Have you tried using a Debye solid? A solid is naturally confined to itself.

5. Aug 7, 2011

### RGann

To my recollection, I've never seen a treatment of Debye theory that did not also invoke periodic boundary conditions to set the phonon wavelength with nodes at the boundaries. In many respects, the two are not very different. That's too bad, because invoking periodic boundary conditions in a problem tends to get weird looks from students---and justifiably so.

6. Aug 7, 2011

### RedX

Well it's been awhile since I looked at thermodynamics, but I thought a Debye solid didn't require periodic boundary conditions, just vanishing at the endpoints.

So you have a solid, and the frequencies it can vibrate at correspond to wavelengths that are 2L/n for positive integers n and length L of the solid.
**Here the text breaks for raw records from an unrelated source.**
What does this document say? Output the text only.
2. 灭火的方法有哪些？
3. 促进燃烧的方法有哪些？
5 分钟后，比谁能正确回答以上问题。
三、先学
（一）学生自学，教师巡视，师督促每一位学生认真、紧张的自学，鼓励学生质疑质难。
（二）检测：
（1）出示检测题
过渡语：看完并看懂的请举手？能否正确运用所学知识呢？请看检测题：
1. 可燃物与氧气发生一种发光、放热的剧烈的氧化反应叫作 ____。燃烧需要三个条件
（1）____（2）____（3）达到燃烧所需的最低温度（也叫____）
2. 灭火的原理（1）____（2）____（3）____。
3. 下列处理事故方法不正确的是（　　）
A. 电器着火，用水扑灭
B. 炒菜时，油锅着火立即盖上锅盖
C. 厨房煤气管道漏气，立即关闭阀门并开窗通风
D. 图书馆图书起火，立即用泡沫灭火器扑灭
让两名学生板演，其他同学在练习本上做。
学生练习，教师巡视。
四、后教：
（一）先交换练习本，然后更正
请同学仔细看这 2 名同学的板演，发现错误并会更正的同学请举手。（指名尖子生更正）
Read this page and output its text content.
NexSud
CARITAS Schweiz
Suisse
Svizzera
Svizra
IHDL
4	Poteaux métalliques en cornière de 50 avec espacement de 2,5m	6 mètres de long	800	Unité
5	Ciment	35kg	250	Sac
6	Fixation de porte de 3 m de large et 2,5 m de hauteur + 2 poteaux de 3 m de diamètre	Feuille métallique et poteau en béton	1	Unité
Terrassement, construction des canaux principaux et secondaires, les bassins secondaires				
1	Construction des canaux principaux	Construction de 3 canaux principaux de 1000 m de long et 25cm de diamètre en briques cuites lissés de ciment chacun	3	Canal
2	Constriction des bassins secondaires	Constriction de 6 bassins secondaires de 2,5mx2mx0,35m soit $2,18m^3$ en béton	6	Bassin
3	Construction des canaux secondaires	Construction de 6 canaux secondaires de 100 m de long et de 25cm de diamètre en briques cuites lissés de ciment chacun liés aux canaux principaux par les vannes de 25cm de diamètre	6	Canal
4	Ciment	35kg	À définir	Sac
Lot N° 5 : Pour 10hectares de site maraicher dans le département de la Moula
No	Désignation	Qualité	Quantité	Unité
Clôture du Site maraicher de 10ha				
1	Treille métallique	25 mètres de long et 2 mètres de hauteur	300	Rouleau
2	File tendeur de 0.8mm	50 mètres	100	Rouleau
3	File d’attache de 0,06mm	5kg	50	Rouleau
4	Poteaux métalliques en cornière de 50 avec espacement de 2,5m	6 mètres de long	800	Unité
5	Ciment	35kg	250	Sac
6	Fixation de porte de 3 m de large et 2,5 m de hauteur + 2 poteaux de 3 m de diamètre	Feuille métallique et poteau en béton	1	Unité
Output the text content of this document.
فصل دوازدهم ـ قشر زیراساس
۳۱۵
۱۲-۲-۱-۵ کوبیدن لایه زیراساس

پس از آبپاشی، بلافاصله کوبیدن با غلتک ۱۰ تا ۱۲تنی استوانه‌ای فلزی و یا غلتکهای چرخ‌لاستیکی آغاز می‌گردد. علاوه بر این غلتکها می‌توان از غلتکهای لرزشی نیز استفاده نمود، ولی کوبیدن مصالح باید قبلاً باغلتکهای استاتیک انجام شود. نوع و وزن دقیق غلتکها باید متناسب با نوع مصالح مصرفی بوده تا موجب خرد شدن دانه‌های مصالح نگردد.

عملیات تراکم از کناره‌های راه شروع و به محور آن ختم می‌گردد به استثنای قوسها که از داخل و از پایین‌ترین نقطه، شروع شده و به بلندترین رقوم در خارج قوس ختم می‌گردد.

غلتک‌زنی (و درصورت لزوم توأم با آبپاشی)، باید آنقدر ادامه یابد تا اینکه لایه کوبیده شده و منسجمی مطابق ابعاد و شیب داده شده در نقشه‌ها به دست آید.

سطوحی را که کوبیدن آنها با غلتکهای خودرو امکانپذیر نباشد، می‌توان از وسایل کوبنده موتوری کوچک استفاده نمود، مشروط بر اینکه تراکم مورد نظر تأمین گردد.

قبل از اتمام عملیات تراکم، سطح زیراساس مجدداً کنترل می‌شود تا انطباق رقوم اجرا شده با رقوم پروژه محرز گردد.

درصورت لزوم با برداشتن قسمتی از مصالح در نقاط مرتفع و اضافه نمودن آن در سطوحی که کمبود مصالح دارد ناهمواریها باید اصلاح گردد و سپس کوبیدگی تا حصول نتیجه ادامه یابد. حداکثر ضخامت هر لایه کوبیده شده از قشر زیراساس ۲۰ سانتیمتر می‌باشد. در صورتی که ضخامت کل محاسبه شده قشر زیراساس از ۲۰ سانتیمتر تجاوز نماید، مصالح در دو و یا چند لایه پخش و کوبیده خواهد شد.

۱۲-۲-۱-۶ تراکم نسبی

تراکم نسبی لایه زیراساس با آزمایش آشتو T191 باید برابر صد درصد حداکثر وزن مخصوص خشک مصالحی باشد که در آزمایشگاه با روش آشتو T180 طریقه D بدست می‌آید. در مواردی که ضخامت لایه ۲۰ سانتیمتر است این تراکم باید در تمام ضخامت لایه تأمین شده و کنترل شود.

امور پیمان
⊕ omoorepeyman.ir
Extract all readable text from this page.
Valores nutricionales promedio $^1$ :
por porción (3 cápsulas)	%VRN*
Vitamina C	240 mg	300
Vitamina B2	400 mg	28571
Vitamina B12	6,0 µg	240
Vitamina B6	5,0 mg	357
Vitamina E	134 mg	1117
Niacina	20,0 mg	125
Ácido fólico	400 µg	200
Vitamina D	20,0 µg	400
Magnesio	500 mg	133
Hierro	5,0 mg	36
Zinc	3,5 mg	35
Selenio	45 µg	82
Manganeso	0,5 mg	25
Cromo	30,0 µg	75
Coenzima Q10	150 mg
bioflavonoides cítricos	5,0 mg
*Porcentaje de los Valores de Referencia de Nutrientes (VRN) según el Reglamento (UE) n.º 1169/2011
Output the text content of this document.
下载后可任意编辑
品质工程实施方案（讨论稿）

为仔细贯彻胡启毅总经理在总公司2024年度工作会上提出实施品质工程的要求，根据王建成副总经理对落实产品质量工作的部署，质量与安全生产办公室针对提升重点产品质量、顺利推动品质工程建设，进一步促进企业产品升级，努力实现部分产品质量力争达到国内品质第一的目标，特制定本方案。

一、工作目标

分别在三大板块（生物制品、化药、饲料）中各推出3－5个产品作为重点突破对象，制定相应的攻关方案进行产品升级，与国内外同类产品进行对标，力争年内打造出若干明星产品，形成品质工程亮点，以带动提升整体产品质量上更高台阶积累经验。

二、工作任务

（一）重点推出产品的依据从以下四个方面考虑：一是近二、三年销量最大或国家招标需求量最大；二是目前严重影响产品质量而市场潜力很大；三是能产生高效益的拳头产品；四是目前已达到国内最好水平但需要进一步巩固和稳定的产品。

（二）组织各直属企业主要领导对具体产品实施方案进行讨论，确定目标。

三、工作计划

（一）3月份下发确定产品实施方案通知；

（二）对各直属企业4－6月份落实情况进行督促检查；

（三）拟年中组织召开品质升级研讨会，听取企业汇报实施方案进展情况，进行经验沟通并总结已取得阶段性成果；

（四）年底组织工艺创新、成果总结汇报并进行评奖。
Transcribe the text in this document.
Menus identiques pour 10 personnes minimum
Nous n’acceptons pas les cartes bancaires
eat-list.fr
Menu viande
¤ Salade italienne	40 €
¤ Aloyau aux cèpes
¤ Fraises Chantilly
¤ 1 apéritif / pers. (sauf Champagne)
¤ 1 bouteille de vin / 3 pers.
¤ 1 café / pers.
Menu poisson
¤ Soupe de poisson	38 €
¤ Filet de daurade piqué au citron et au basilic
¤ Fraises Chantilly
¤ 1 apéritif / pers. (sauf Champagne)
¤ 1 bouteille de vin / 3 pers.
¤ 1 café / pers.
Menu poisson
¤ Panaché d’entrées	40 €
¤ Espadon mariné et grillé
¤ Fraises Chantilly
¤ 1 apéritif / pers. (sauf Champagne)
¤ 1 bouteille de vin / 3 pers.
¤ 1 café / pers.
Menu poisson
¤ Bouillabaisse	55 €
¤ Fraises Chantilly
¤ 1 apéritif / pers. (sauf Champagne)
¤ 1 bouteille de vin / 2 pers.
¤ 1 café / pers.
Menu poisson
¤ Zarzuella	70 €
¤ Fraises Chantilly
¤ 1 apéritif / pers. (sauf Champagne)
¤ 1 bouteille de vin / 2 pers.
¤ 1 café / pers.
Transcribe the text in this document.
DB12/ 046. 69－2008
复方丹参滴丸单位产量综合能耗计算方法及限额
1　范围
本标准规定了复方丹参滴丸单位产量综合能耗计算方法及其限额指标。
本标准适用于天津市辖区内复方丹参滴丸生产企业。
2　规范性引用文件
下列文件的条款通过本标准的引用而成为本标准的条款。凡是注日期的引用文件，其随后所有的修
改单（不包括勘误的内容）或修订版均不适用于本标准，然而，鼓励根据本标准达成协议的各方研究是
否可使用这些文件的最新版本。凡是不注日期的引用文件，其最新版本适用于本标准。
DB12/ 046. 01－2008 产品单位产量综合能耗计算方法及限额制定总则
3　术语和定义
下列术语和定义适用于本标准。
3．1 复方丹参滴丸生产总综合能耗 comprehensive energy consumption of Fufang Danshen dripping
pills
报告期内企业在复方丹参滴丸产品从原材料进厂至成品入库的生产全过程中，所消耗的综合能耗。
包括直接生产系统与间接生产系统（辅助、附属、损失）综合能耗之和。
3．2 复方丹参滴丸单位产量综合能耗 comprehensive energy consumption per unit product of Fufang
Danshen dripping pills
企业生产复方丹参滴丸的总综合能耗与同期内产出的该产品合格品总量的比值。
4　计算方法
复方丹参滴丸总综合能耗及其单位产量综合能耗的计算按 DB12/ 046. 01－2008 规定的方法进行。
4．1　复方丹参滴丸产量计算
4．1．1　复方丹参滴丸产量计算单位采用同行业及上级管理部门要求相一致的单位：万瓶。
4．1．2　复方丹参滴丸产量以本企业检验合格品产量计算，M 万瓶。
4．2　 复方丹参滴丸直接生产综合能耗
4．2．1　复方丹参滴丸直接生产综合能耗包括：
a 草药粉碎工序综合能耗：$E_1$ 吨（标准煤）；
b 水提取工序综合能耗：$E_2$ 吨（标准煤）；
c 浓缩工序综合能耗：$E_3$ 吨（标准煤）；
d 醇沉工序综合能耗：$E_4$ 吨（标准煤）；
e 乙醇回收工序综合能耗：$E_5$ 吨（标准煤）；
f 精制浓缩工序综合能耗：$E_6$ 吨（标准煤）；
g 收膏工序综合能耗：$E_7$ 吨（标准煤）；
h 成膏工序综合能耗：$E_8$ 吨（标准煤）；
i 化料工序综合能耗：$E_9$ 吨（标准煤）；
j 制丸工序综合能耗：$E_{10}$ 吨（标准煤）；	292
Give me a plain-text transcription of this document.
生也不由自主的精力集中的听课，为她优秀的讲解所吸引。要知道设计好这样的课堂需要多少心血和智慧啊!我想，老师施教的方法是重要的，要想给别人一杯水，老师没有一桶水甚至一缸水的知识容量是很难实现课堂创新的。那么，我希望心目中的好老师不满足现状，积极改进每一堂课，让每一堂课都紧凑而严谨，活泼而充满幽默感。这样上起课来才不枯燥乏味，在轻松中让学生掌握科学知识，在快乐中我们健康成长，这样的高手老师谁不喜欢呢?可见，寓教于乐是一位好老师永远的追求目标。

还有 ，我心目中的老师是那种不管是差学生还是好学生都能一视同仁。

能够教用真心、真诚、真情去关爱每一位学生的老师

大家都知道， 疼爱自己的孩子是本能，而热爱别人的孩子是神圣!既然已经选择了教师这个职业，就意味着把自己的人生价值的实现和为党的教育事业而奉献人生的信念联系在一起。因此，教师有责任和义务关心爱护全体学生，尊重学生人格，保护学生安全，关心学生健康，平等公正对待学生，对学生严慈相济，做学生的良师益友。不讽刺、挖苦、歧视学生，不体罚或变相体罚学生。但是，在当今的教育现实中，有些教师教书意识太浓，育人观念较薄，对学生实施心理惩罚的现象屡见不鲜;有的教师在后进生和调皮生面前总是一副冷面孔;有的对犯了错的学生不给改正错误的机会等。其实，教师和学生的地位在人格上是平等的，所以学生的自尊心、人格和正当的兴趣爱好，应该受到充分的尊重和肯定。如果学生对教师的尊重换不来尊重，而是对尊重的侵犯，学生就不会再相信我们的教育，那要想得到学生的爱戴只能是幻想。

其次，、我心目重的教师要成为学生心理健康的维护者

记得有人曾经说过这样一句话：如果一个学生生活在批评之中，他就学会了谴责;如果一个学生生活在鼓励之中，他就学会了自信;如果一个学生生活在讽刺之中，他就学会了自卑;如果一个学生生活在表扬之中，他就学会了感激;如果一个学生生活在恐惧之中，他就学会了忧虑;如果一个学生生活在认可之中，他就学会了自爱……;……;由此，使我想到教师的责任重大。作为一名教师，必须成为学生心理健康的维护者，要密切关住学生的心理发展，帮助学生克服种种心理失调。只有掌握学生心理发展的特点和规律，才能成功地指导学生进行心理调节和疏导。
So if the solid can only vibrate at those frequencies, then the electromagnetic radiation can only occur at those frequencies, and then you can get the energy density, since 2L/n was the same way to derive the energy density in the cavity.

The problem though would be that frequencies of vibrations using the speed of sound at a given wavelength are different than using the speed of light on the same wavelengths.

7. Aug 7, 2011

### RGann

I agree that this is sound. Functionally, periodic BCs and vanishing at the boundary are equivalent. At that point, though, you've resorted to treating the spectrum as being due to a particle in a box. That is, without talking about a photon gas confined to a volume, you can't really get anywhere. And for whatever reason, I guess because I'm a dumb experimentalist, that doesn't seem like it should be necessary.